Ether has also breached an important support level of $3,900. “Any break of $3,900 turns trends bearish near-term, leading down to $3,521 initially,” Fundstrat says, “so it’s quite important that ETH holds support on this most recent retest.” 

Some of the weakness in crypto may be due to short-term momentum factors. Since mid-October, the supply of Bitcoin owned by short-term holders has increased by over 330,000 coins. Some of that new money may now be fleeing. More than $3 billion in long positions has been liquidated from global exchanges since Dec. 1, according to data from Coinglass.

Open interest in Bitcoin futures is also falling, down 4.1% in the last 24 hours, worth $17.2 billion in contract value. Inflows into crypto funds are trending lower, dropping to $88 million this past week, from $184 million in the prior week, and well below the $306 million of inflows in the week of Nov. 29, according to CoinShares.

The positive spin on the liquidations and outflows is that traders are withdrawing in anticipation of another bounce higher. But that presumes a broader appetite for risk, which may be tough to swallow now.

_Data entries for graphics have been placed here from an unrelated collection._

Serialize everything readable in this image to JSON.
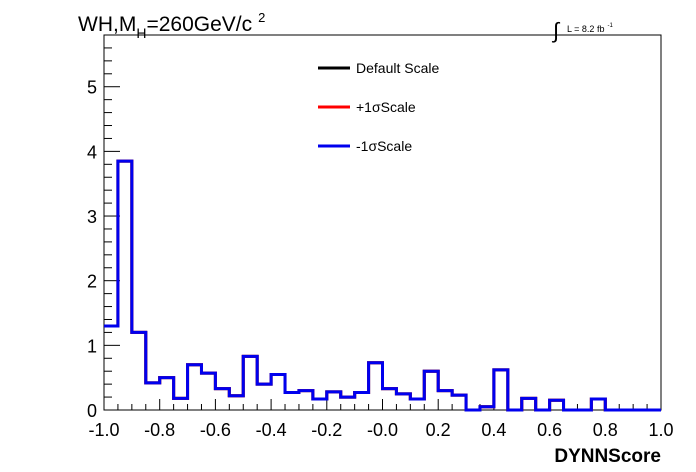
{
  "chart_data": {
    "type": "line",
    "title_prefix": "WH,M",
    "title_sub": "H",
    "title_main": "=260GeV/c",
    "title_sup": "2",
    "lumi_label": "L = 8.2 fb",
    "lumi_sup": "-1",
    "xlabel": "DYNNScore",
    "ylabel": "",
    "xlim": [
      -1.0,
      1.0
    ],
    "ylim": [
      0,
      5.8
    ],
    "x_ticks": [
      "-1.0",
      "-0.8",
      "-0.6",
      "-0.4",
      "-0.2",
      "-0.0",
      "0.2",
      "0.4",
      "0.6",
      "0.8",
      "1.0"
    ],
    "y_ticks": [
      "0",
      "1",
      "2",
      "3",
      "4",
      "5"
    ],
    "legend_position": "top-center",
    "bin_edges_start": -1.0,
    "bin_width": 0.05,
    "series": [
      {
        "name": "Default Scale",
        "color": "#000000",
        "values": [
          1.3,
          3.85,
          1.2,
          0.42,
          0.5,
          0.18,
          0.7,
          0.57,
          0.33,
          0.22,
          0.83,
          0.4,
          0.55,
          0.27,
          0.3,
          0.17,
          0.28,
          0.2,
          0.27,
          0.73,
          0.33,
          0.25,
          0.17,
          0.6,
          0.3,
          0.23,
          0.0,
          0.05,
          0.62,
          0.0,
          0.18,
          0.0,
          0.15,
          0.0,
          0.0,
          0.17,
          0.0,
          0.0,
          0.0,
          0.0
        ]
      },
      {
        "name": "+1σScale",
        "color": "#ff0000",
        "values": [
          1.3,
          3.85,
          1.2,
          0.42,
          0.5,
          0.18,
          0.7,
          0.57,
          0.33,
          0.22,
          0.83,
          0.4,
          0.55,
          0.27,
          0.3,
          0.17,
          0.28,
          0.2,
          0.27,
          0.73,
          0.33,
          0.25,
          0.17,
          0.6,
          0.3,
          0.23,
          0.0,
          0.05,
          0.62,
          0.0,
          0.18,
          0.0,
          0.15,
          0.0,
          0.0,
          0.17,
          0.0,
          0.0,
          0.0,
          0.0
        ]
      },
      {
        "name": "-1σScale",
        "color": "#0000ee",
        "values": [
          1.3,
          3.85,
          1.2,
          0.42,
          0.5,
          0.18,
          0.7,
          0.57,
          0.33,
          0.22,
          0.83,
          0.4,
          0.55,
          0.27,
          0.3,
          0.17,
          0.28,
          0.2,
          0.27,
          0.73,
          0.33,
          0.25,
          0.17,
          0.6,
          0.3,
          0.23,
          0.0,
          0.05,
          0.62,
          0.0,
          0.18,
          0.0,
          0.15,
          0.0,
          0.0,
          0.17,
          0.0,
          0.0,
          0.0,
          0.0
        ]
      }
    ]
  }
}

More than a dozen central banks are meeting this week to reassess monetary policies and interest rates , including the Federal Reserve, scheduled to meet on Tuesday and Wednesday. The market is clearly on edge that Fed Chairman Jerome Powell could turn more hawkish, indicating that the Fed will wind down its $120 billion of monthly bond purchases sooner than expected—a precursor to raising rates sooner than anticipated, as well—now expected to start in June 2022.

Tech stocks sold off on Monday at the prospect of higher rates—which erode the present value of future cash flows. The bond market appeared more concerned about slowing economic growth, with the yield on the 10-year Treasury note sliding to 1.43% from 1.49%.

Cryptos may be caught in the middle. The market is suffering as investors bet on less liquidity, slower economic growth, and a tougher outlook for all “risk assets” in 2022. If there’s a flight to safety, crypto isn’t looking like much of a harbor.